Page 3 of Gates of Rapture


  The section leader wiped his forehead, which did little more than smear blood into his sweaty hairline. Gideon was a Militia Warrior operating at Warrior of the Blood status, thanks in part to his vampire DNA but in more recent months to Warrior Jean-Pierre’s newly acquired ability to channel warrior powers.

  Everything was changing.

  Finally, Leto was able to speak again. He looked up at Gideon once more. “Give me details,” he said, clenching his fists. He had maybe three minutes.

  Gideon’s nostrils flared. “We tracked them into the mountains. The mist-dome seems to be holding.
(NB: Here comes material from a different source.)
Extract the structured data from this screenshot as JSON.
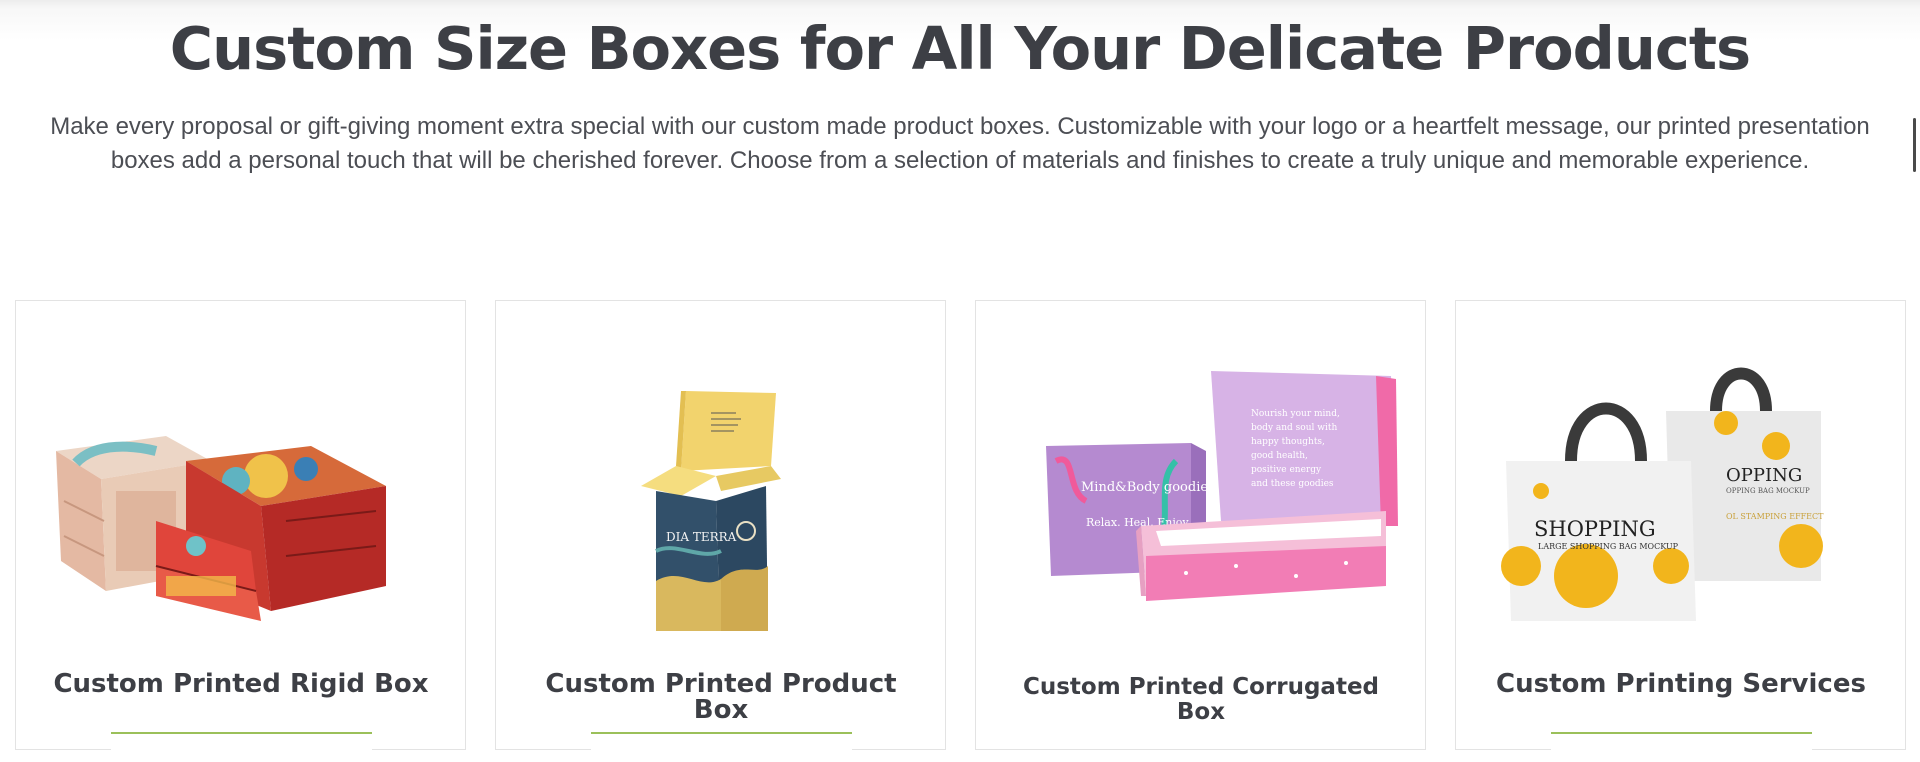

At every juncture within ten feet of the dome, the detail would turn away, but each time they did, another one of their group, observing at a distance, would lay down another transmitter.” He tossed the small black box onto the desk.

  Leto stared at it. His cheeks cramped as a round of nausea swept over him. Still, he persevered. “Do we know exactly what this is yet?”

  “The techs think it might be some kind of satellite mapping technology. We tried to get them all, but this is a huge perimeter.”

  “Shit,” Leto muttered. “They’re mapping the location of the colony through negative space.”

  “That’s what it looks like. Maybe they can’t see the mist, and maybe the mist turns them away, but laying out these transmitters will eventually create a map.”

  “It also means we’ve run out of time.” He wasn’t even sure they’d get through the three days set aside for the warrior games.

  Gideon seemed to settle into himself as he said, “Agreed.”

  Leto turned the box over in his hand and breathed through another heavy vibration. This news wasn’t good, but his current physical situation right now was even worse. His vision had started the paring-down process; soon he would see everything through a black tunnel.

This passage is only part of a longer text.